Unfortunately for us, this doesn't work, because the 3 in f 3 and the standalone 3 are inferred to be using potentially different instances of Num . Still, it is a bit closer than \\f -> f 3 was -- note the new Num a constraint on the output that we didn't have before. An obvious next idea is to let -bind a variable to 3 and reuse that variable as the argument to both f and asTypeOf ; surely then GHC will get the picture that f 's argument and result have the same type, right?

> :t \f -> let x = 3 in f x `asTypeOf` x
(Num a, Num t) => (t -> a) -> a

Drat. Turns out that let s do what's called "let generalization"; the x will be just as polymorphic as the 3 was, and can be specialized to different types at different use sites.

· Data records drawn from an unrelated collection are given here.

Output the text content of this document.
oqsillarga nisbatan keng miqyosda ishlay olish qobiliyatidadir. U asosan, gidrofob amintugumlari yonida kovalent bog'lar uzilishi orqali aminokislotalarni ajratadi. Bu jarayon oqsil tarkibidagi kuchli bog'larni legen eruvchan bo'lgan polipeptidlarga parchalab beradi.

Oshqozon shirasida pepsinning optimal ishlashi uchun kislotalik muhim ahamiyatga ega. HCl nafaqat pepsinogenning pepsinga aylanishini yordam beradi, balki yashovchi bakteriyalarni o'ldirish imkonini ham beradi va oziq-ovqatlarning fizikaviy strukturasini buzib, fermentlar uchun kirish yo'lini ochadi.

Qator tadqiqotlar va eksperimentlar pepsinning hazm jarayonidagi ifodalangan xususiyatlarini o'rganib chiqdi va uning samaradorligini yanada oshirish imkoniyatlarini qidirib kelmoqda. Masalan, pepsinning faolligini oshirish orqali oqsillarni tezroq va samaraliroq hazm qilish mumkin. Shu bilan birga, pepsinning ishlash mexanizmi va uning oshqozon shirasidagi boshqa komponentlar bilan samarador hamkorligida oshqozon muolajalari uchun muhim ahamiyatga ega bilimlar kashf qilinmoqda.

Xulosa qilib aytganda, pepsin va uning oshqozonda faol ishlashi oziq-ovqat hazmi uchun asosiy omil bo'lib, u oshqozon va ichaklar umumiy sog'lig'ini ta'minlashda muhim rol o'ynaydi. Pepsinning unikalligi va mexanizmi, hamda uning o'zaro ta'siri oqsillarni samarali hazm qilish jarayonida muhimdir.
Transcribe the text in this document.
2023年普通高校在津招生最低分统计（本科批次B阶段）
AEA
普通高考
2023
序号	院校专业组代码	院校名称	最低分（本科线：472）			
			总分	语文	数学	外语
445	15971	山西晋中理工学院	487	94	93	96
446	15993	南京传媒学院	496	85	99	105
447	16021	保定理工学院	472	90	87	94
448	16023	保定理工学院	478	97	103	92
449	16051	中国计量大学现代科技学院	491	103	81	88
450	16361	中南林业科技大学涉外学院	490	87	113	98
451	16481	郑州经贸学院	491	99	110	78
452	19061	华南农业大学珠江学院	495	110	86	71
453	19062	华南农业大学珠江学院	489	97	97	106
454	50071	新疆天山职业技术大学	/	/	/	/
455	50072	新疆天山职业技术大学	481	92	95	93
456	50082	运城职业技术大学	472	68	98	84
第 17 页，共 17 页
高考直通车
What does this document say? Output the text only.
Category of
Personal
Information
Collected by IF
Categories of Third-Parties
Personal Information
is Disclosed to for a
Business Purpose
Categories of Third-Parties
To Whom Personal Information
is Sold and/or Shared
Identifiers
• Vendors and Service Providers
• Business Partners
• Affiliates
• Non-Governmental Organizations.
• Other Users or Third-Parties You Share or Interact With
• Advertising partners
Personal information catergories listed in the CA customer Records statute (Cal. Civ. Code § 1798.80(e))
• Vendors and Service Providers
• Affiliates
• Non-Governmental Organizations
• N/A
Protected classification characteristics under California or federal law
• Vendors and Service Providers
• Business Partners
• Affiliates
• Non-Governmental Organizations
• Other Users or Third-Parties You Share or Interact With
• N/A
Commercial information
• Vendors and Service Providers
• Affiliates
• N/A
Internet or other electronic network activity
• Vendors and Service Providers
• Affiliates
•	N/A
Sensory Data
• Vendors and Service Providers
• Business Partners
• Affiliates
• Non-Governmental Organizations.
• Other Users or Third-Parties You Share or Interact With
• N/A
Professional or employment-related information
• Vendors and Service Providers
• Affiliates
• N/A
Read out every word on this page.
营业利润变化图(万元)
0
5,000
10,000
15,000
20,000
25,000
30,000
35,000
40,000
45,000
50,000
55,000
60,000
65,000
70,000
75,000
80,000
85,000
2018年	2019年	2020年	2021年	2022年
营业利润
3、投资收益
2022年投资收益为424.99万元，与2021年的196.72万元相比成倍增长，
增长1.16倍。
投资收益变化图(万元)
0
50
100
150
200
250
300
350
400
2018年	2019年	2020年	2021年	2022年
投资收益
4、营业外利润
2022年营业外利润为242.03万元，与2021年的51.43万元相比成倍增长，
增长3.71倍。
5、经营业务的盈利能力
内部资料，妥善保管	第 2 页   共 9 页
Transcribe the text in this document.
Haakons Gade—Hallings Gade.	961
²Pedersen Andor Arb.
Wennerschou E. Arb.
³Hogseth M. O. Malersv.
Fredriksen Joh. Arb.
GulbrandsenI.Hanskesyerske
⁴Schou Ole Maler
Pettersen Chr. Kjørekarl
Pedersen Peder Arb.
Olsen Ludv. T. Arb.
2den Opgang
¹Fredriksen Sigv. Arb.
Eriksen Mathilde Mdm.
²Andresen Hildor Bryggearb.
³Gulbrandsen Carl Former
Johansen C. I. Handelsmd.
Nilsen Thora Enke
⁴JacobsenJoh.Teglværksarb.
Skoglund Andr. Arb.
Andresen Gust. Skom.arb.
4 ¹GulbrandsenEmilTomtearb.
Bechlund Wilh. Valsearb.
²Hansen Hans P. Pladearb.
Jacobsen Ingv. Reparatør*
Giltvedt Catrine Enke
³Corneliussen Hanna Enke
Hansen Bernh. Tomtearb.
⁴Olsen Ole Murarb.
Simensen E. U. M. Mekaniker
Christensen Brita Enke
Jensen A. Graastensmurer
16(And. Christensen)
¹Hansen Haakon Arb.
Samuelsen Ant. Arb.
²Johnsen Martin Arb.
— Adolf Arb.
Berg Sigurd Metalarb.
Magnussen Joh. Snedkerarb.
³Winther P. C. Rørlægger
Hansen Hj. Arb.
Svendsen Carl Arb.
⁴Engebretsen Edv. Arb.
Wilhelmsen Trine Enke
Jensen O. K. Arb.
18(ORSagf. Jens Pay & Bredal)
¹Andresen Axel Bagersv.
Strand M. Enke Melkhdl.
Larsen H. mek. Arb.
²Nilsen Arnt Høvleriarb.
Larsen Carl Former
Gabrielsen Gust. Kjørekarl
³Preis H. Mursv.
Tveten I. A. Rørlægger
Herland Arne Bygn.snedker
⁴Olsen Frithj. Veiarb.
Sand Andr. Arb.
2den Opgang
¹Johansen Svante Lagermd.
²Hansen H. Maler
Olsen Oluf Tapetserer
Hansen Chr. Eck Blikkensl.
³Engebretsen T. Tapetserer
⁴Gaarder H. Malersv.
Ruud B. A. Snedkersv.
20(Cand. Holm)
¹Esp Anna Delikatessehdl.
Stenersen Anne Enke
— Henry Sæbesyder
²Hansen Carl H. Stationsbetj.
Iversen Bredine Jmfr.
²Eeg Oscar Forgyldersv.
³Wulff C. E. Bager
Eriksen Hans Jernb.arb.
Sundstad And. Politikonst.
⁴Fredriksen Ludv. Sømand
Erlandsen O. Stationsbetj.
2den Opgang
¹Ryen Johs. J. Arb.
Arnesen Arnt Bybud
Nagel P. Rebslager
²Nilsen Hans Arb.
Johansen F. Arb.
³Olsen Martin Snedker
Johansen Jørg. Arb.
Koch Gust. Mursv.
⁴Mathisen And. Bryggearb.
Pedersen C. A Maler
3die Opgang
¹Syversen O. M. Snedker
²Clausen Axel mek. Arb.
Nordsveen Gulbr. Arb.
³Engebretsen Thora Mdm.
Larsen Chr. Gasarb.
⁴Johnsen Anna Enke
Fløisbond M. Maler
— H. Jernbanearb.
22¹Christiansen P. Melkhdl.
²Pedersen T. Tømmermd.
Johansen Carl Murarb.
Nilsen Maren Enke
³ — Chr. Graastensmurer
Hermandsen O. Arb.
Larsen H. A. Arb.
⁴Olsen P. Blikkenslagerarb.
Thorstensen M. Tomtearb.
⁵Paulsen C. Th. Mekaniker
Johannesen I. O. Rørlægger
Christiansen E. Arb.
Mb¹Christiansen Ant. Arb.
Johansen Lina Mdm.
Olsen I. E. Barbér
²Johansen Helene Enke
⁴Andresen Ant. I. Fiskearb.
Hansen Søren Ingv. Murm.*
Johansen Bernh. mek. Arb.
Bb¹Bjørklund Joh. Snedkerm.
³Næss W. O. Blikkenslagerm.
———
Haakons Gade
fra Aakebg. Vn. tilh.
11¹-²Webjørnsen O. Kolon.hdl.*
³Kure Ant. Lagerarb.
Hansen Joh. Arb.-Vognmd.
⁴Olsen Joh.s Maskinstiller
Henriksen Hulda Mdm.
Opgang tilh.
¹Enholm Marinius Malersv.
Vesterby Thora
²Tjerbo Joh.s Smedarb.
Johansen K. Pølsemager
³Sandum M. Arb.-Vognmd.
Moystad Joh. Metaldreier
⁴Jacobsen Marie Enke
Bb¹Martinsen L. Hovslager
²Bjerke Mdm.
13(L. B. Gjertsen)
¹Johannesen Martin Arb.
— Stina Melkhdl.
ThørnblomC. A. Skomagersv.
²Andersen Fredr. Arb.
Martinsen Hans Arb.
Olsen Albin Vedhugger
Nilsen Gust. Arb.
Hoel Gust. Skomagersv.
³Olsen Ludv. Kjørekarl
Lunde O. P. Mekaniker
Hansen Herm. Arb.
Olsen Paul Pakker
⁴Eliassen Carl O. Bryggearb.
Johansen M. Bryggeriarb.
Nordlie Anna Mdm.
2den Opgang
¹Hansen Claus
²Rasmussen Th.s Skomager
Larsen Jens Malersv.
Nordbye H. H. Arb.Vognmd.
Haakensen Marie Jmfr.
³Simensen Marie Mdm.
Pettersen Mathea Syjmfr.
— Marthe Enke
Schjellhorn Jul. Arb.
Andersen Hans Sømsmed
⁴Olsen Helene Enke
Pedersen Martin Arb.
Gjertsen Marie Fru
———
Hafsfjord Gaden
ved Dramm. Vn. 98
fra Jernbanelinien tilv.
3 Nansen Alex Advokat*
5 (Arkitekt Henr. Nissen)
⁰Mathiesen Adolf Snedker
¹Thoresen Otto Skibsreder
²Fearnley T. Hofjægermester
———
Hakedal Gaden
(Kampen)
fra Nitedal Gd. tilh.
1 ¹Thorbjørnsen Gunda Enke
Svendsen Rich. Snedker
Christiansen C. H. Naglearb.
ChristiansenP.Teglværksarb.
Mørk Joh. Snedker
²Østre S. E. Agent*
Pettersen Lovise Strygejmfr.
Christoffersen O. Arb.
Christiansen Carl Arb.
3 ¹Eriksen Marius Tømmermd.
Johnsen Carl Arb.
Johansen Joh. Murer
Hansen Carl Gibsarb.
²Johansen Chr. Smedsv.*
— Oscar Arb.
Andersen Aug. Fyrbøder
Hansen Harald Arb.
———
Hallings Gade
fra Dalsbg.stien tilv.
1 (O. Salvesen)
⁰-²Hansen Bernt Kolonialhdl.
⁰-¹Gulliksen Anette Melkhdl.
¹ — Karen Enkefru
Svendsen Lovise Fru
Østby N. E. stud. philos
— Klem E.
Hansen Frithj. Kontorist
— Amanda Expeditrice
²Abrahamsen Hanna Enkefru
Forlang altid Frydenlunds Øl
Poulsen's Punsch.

Usually this is a nice feature, but because we're doing an unnatural exercise we need to do unnatural things...

Okay, next idea: some lambda calculi do not include a let , and when you need one, instead of writing let a = b in c , you write (\\a -> c) b . This is especially interesting for us because Haskell uses a specially-restricted kind of polymorphism that means that inside c , the type of a is monomorphic . So:

> :t \f -> (\x -> f x `asTypeOf` x) 3
Num a => (a -> a) -> a

And now you complain that asTypeOf is cheating, because it uses a type declaration that doesn't match its inferred type, and the whole point of the exercise was to get the right type through inference alone. (If we were okay with using type declarations that don't match the inferred type, we could have stopped at func1 :: Num a => (a -> a) -> a; func1 f = f 3 from way back at the beginning!) Okay, no problem: there's another standardish way to force the types of two expressions to unify, namely, by putting them in a list together. So:

> :t \f -> (\x -> head [f x, x]) 3
Num a => (a -> a) -> a

Phew, now we're finally at a place where we could in principle build, from the ground up, all the tools needed to get a term of the right type without any type declarations.

func1 f = let x = fx in x这是一个分函数,从技术上讲,它具有所需的类型,您应了解它们的含义以及它们在haskell中的工作方式。